Finland, Denmark and Norway are introducing changes in their gambling industries to raise the level of player protection, and the common theme among all three is a shift to account-based play.
Pilot Age Verification Project Starting in Finland
Earlier this week, Finland’s state-owned operator Veikkaus announced it would be starting a trial of account-based play for its slot machines, on top of the already announced mandatory age verification checks across all of its Feel Vegas slot machine venues and Pelaamo gaming arcades, starting January 2021.
The pilot project that would begin this month will introduce the verification checks to around 100 slot machine venues across the country, and players will have to use their Veikkaus card, an approved mobile app or a bank card connected to Veikkaus’ customer database for the identification.
Sikkert Spil ID Cards Introduced in Denmark
Danske Spil, a provider of entertainment services in Denmark, became the second Scandinavian gambling operator to introduce account-based play, as it began rolling out branded ID cards for players, which they would have to show inside the operator’s retail outlets where Tipps or Oddsets sports betting products are offered.
The Sikkert Spil (which means “safe play” in Danish) ID card will be a verification tool, either as a card, or in an app, and will be required at kiosks, supermarkets, petrol stations and other premises, and it will become obligatory for all Danske Spil retail outlets effective October 31.
The safe play card implementation seeks to fulfill several objectives, with the overarching theme being to ensure safer gambling. The elimination of anonymous betting will eliminate governmental concerns regarding underage activities, and will provide a higher level of transparency and opportunities to follow the cash trail for match-fixing allegations. In addition, the ability to analyze patterns in gambling behavior would allow the identification of gambling addiction in its early stages.
Provisions for Account-Based Play Suggested in Norway
Meanwhile in Norway, the gambling regulatory body Lotteritilsynet, in a response to a consultation from the Ministry of Culture, suggested the industry should switch to account-based play across all products. Seeking to consolidate the Lottery Act, Gambling Act, and Totalisator Act into one regulatory framework, the Ministry initiated in June gambling reform consultations.
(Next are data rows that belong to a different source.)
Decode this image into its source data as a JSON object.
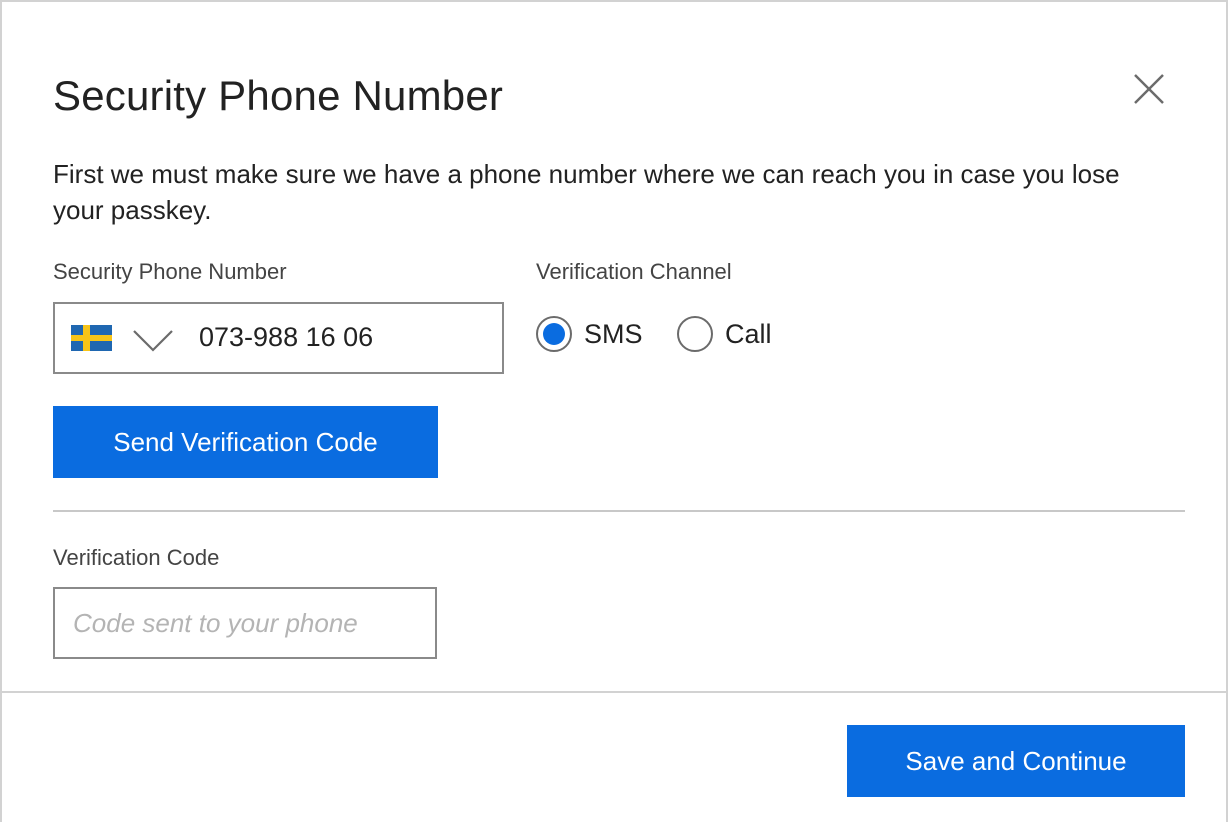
{
  "dialog": {
    "title": "Security Phone Number",
    "description": "First we must make sure we have a phone number where we can reach you in case you lose your passkey.",
    "close_icon": "close-icon"
  },
  "phone": {
    "label": "Security Phone Number",
    "country_flag": "sweden-flag-icon",
    "flag_colors": {
      "blue": "#1f67b1",
      "yellow": "#f7c418"
    },
    "value": "073-988 16 06"
  },
  "channel": {
    "label": "Verification Channel",
    "options": [
      {
        "label": "SMS",
        "selected": true
      },
      {
        "label": "Call",
        "selected": false
      }
    ]
  },
  "send_button": {
    "label": "Send Verification Code"
  },
  "code": {
    "label": "Verification Code",
    "placeholder": "Code sent to your phone",
    "value": ""
  },
  "footer": {
    "save_label": "Save and Continue"
  },
  "colors": {
    "accent": "#0a6ce0",
    "text": "#222222",
    "label": "#444444",
    "border": "#8a8a8a"
  }
}
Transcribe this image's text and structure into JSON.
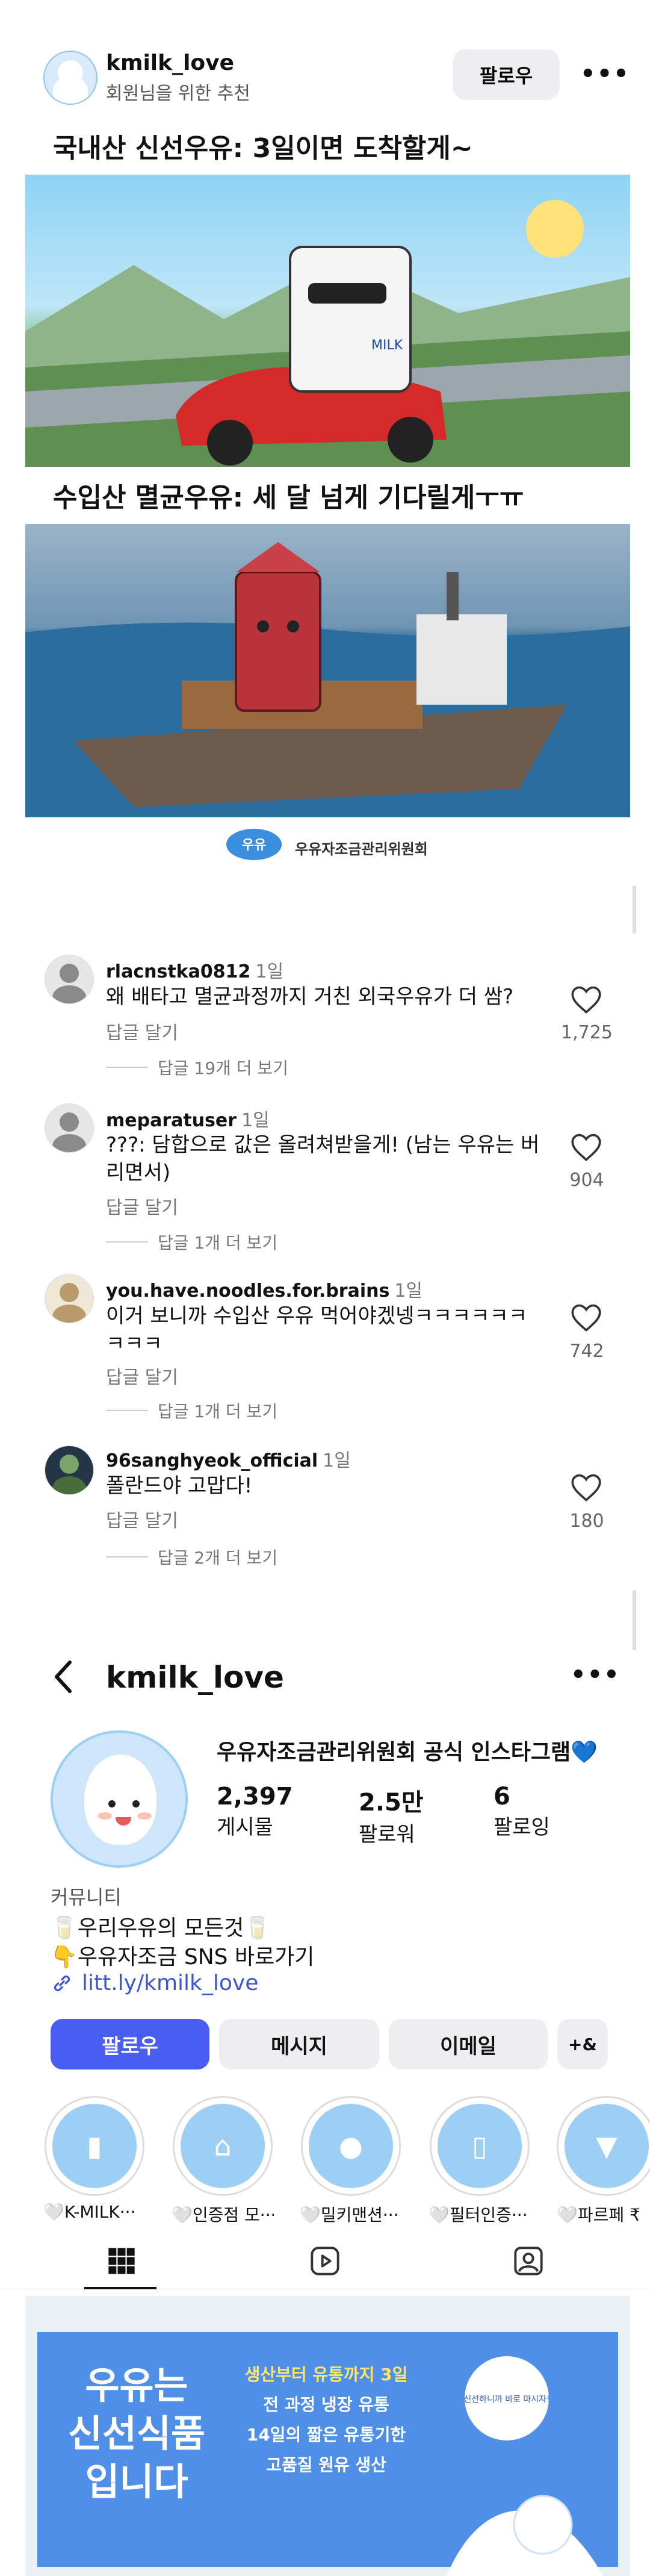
{
  "post": {
    "username": "kmilk_love",
    "subtitle": "회원님을 위한 추천",
    "follow_label": "팔로우",
    "more_label": "•••",
    "title1": "국내산 신선우유: 3일이면 도착할게~",
    "title2": "수입산 멸균우유: 세 달 넘게 기다릴게ㅜㅠ",
    "brand_logo_text": "우유",
    "brand_name": "우유자조금관리위원회",
    "milk_carton_text": "MILK"
  },
  "comments": [
    {
      "user": "rlacnstka0812",
      "time": "1일",
      "text": "왜 배타고 멸균과정까지 거친 외국우유가 더 쌈?",
      "reply": "답글 달기",
      "more": "답글 19개 더 보기",
      "likes": "1,725"
    },
    {
      "user": "meparatuser",
      "time": "1일",
      "text": "???: 담합으로 값은 올려쳐받을게! (남는 우유는 버리면서)",
      "reply": "답글 달기",
      "more": "답글 1개 더 보기",
      "likes": "904"
    },
    {
      "user": "you.have.noodles.for.brains",
      "time": "1일",
      "text": "이거 보니까 수입산 우유 먹어야겠넹ㅋㅋㅋㅋㅋㅋㅋㅋㅋ",
      "reply": "답글 달기",
      "more": "답글 1개 더 보기",
      "likes": "742"
    },
    {
      "user": "96sanghyeok_official",
      "time": "1일",
      "text": "폴란드야 고맙다!",
      "reply": "답글 달기",
      "more": "답글 2개 더 보기",
      "likes": "180"
    }
  ],
  "profile": {
    "username": "kmilk_love",
    "more_label": "•••",
    "name": "우유자조금관리위원회 공식 인스타그램💙",
    "stats": [
      {
        "num": "2,397",
        "label": "게시물"
      },
      {
        "num": "2.5만",
        "label": "팔로워"
      },
      {
        "num": "6",
        "label": "팔로잉"
      }
    ],
    "category": "커뮤니티",
    "bio_line1": "🥛우리우유의 모든것🥛",
    "bio_line2": "👇우유자조금 SNS 바로가기",
    "link": "litt.ly/kmilk_love",
    "buttons": {
      "follow": "팔로우",
      "message": "메시지",
      "email": "이메일",
      "add_person": "+&"
    },
    "highlights": [
      {
        "label": "🤍K-MILK···",
        "icon": "milk-carton-icon"
      },
      {
        "label": "🤍인증점 모···",
        "icon": "store-icon"
      },
      {
        "label": "🤍밀키맨션···",
        "icon": "drop-icon"
      },
      {
        "label": "🤍필터인증···",
        "icon": "phone-icon"
      },
      {
        "label": "🤍파르페 ₹",
        "icon": "parfait-icon"
      }
    ]
  },
  "grid_post": {
    "headline_lines": [
      "우유는",
      "신선식품",
      "입니다"
    ],
    "info_lines": [
      "생산부터 유통까지 3일",
      "전 과정 냉장 유통",
      "14일의 짧은 유통기한",
      "고품질 원유 생산"
    ],
    "bubble_text": "신선하니까 바로 마시자!"
  },
  "colors": {
    "accent": "#4a5df2",
    "link": "#3a56d6",
    "grid_bg": "#4f8fe8"
  }
}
Lotteritilsynet responded that the suggested changes would raise the level of player protection in the industry, and asked for a legal provision to be added which would allow gambling only for players who have registered an account with a legal provider. Regarding operators Norsk Tipping and Norsk Rikstoto, the regulator noted they should have access to a user’s gambling activity so that they can ensure consumer protection.
The regulatory body suggested another provision be included that would ban direct competition to state-owned operators, pointing out that direct competition would expose customers to risks. The online casino of Norsk Tipping, the regulator noted, was introduced with strict protection controls, and Lotteritilsynet insisted on Norsk Tipping being the sole provider of such games.